Ultimately, though, Longobardi is hopeful. She describes visiting a waterway and beginning to clean even when she hadn’t planned to. “Typically, if there are other people about, someone will ask me what I am doing and then begin to help me,” she shares. “These kinds of spontaneous actions with strangers are the basis of Drifters Project: that anyone, anywhere, can train their eyes to (search for plastic), and you will see it everywhere.”
With an estimated 1.15 to 2.41 million tons of plastic leaching into the oceans every year, tackling pollution needs to be a truly collaborative and global effort, and initiatives like the Drifters Project are one way to make such a staggering problem accessible to people wanting to get involved. Part of Longobardi’s goal is to direct our attention to the magnitude of the problem, instigate movements to refuse single-use and disposable items, and use art to tangibly mitigate some of the consequences already in effect.

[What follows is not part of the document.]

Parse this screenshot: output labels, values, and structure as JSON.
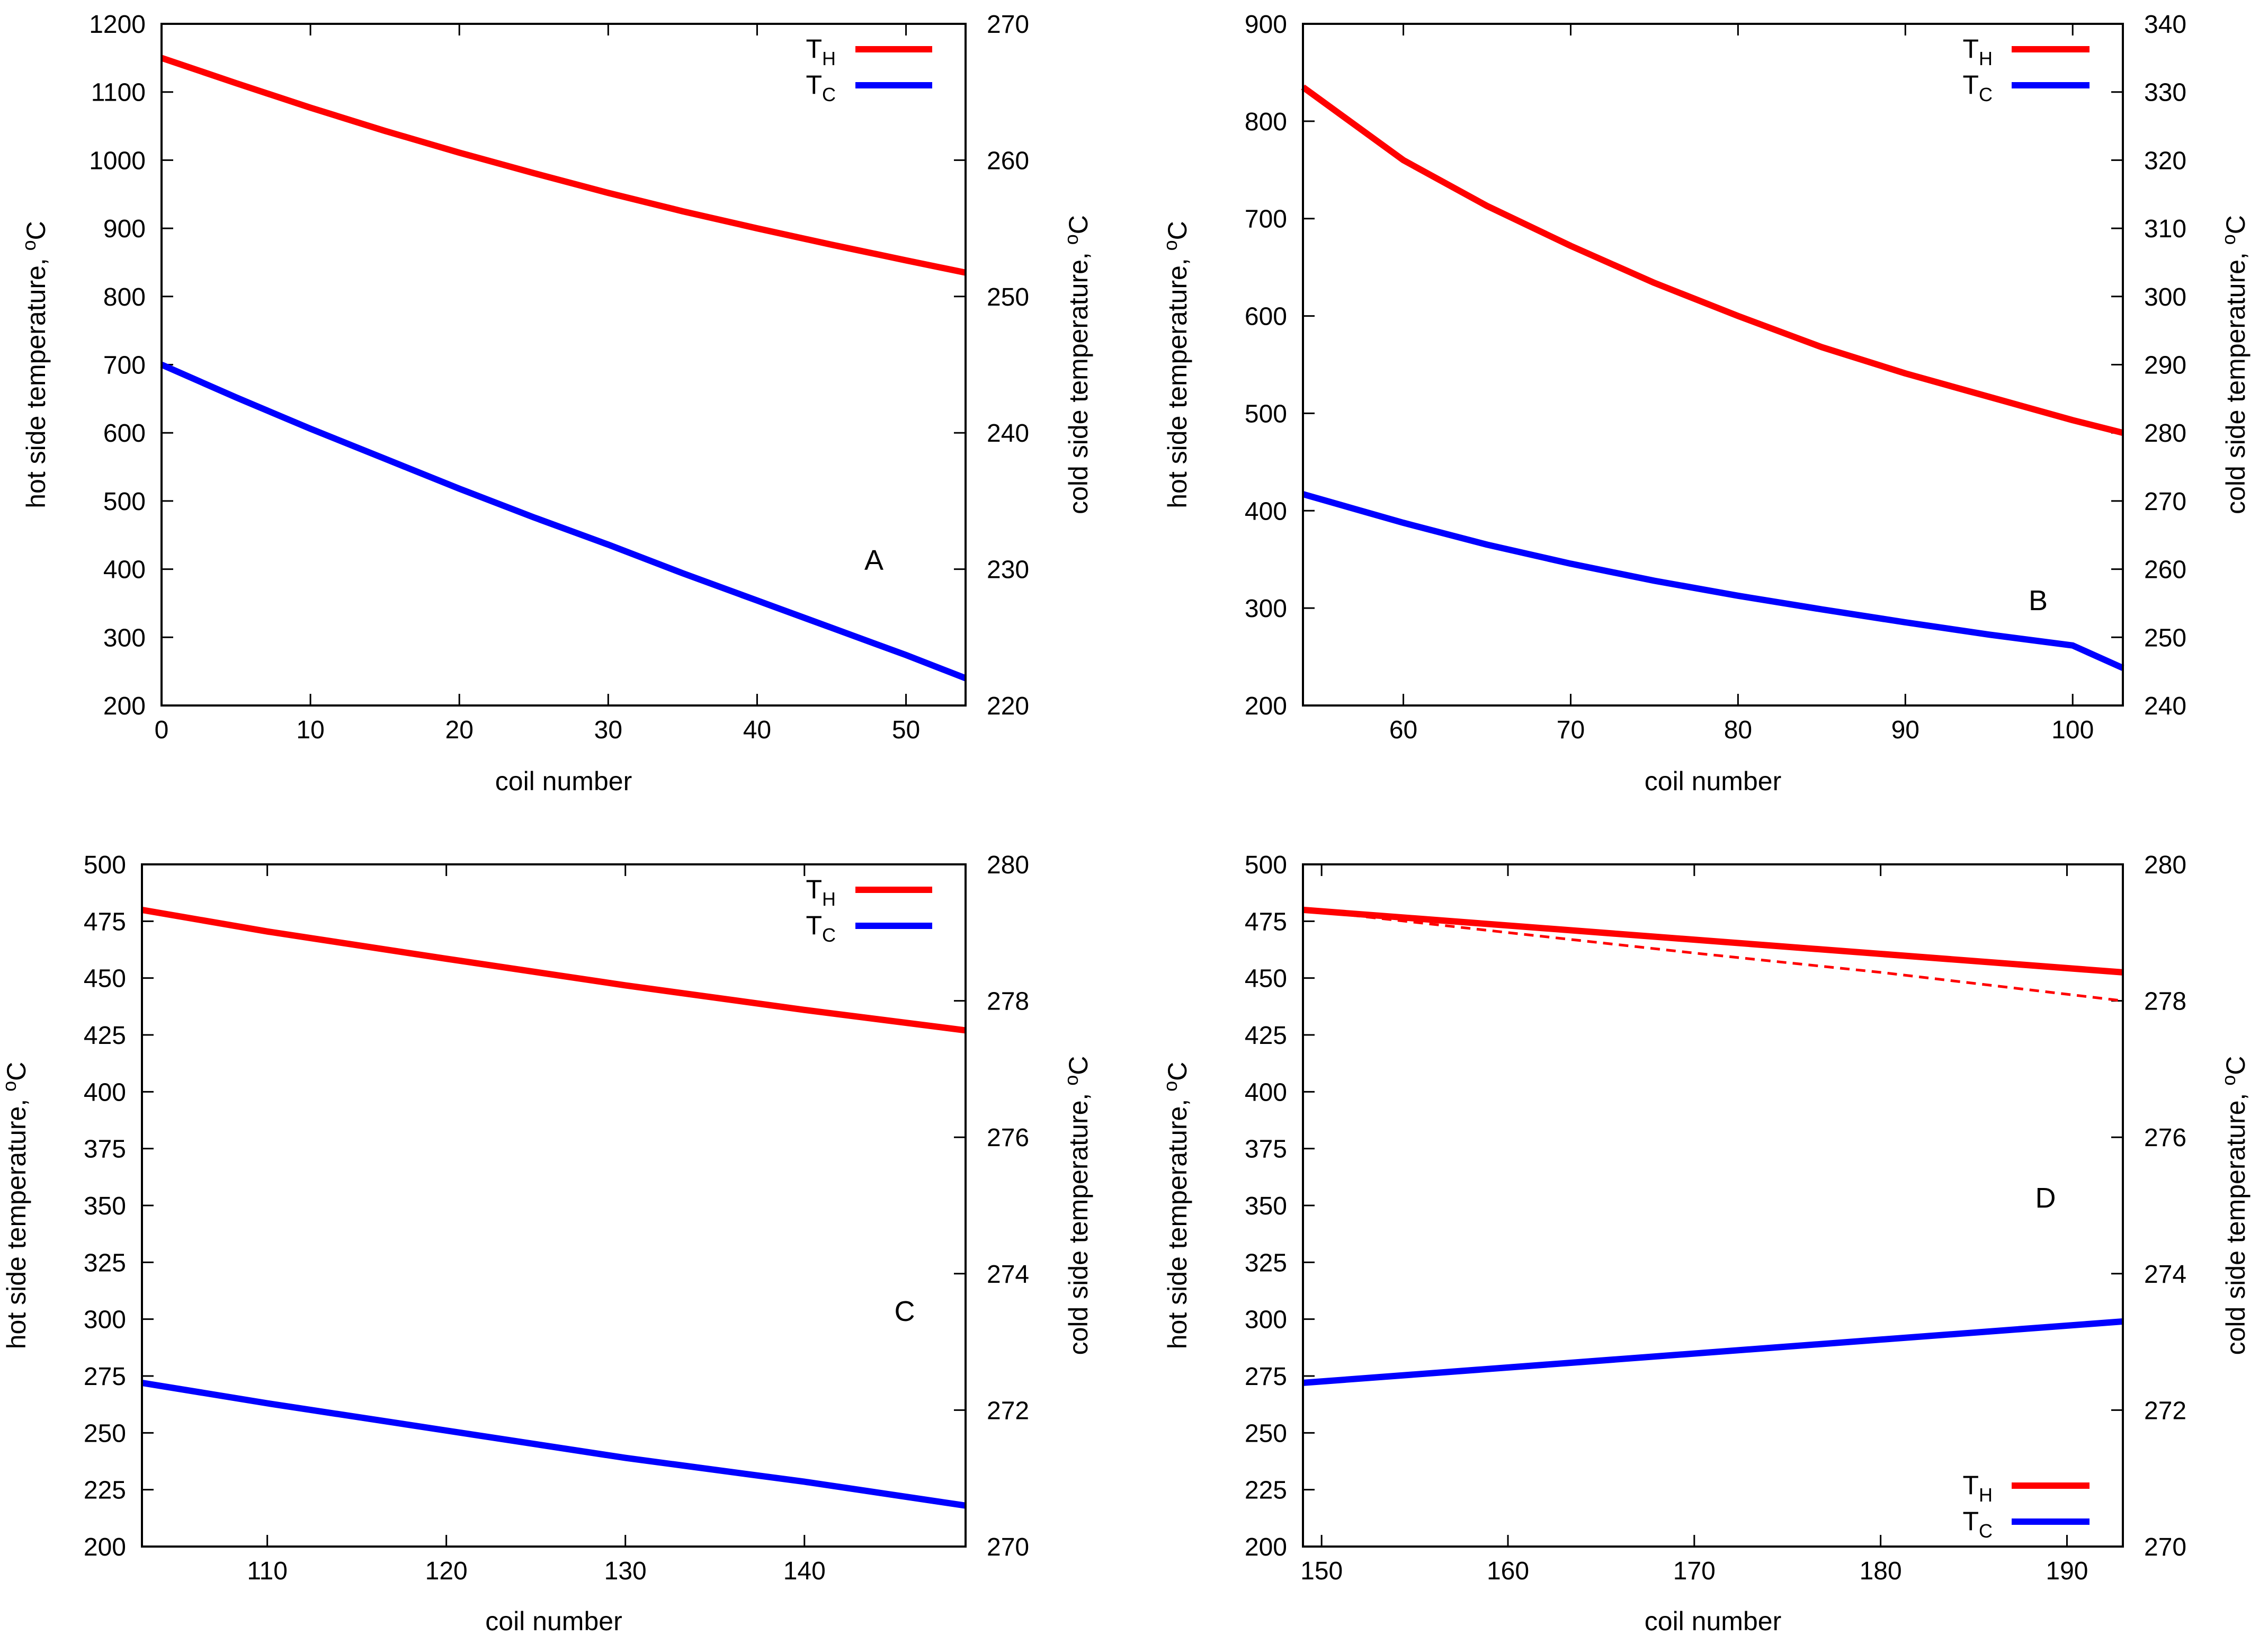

She explains:
I believe the ocean to be the consciousness of the planet. It is where all life on Earth began. By paying attention to the greater interconnected network outside of our immediate lives, we witness the effects of our actions on all other life forms in this world…It’s really powerful, and the best part of my project, to broadcast the emergence of a collective transformation in understanding our presence on Earth.